- Directed by: Katie Holmes
- Written by: Katie Holmes
- Produced by: Celine Rattray; Trudie Styler; Peter Coleman; Paula P. Manzanedo;
- Starring: Katie Holmes; Joshua Jackson; Mary-Louise Parker; Joe Tippett; Constance Wu;
- Cinematography: Michael McDonough
- Edited by: Ian Blume
- Music by: Norah Jones
- Production companies: STX Films; Maven Screen Media; Bond Street Station;
- Release date: June 6, 2026 (Tribeca Festival);
- Running time: 80 minutes
- Country: United States
- Language: English

= Happy Hours (film) =

Happy Hours is a 2026 American romantic dramedy film written and directed by Katie Holmes. It stars Holmes, Joshua Jackson, Mary-Louise Parker, Joe Tippett, and Constance Wu.

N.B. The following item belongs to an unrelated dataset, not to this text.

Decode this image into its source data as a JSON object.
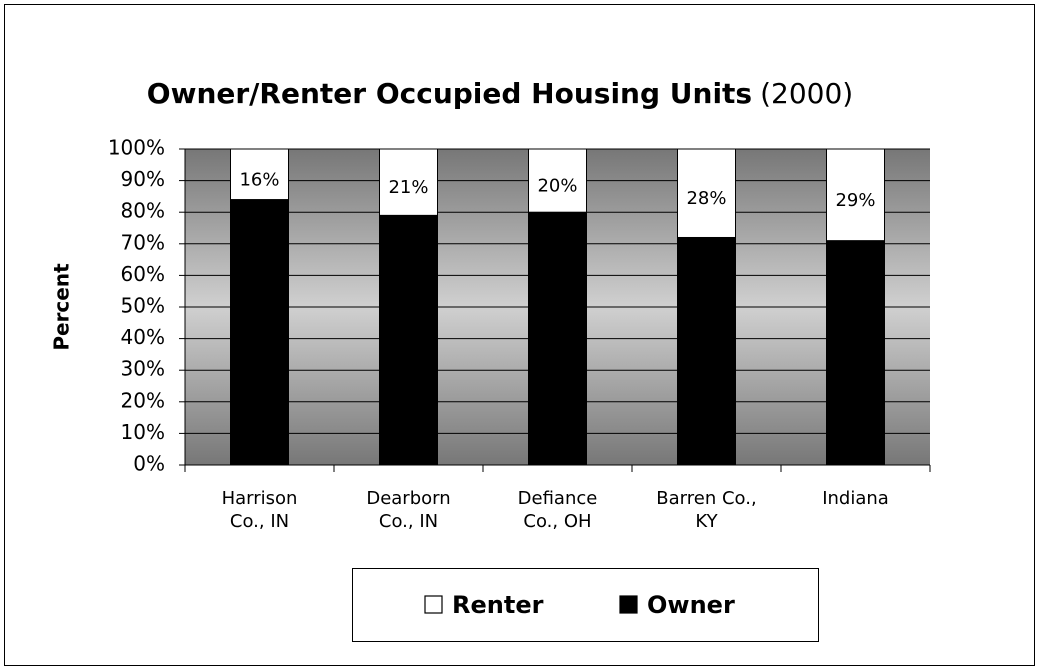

The film premiered at the Tribeca Festival on June 6, 2026.

==Cast==

- Katie Holmes as Liz Jones, a recently divorced photojournalist
  - Johnna Dias-Watson as young Liz
- Joshua Jackson as Andrew McCloud, a travel writer and Liz's former lover
  - Jack Martin as young Andrew
- Joe Tippett as one of Andrew's best friends
- John McGinty as one of Andrew's best friends
- Donald Webber Jr.
- Chloë Kerwin
- Mary-Louise Parker as Liz's aunt
- Constance Wu as Liz's agent

==Production==
In July 2025, it was announced that Katie Holmes would write, direct, and star in a romantic comedy-drama film titled Happy Hours, which is conceived as a trilogy, with Joshua Jackson, Mary-Louise Parker, Joe Tippett, and Constance Wu also starring. In April 2026, the first film was selected to screen at the Tribeca Festival.

Norah Jones was hired to compose the score for the film, in her film scoring debut.

==Release==
Happy Hours premiered at the Tribeca Festival on June 6, 2026.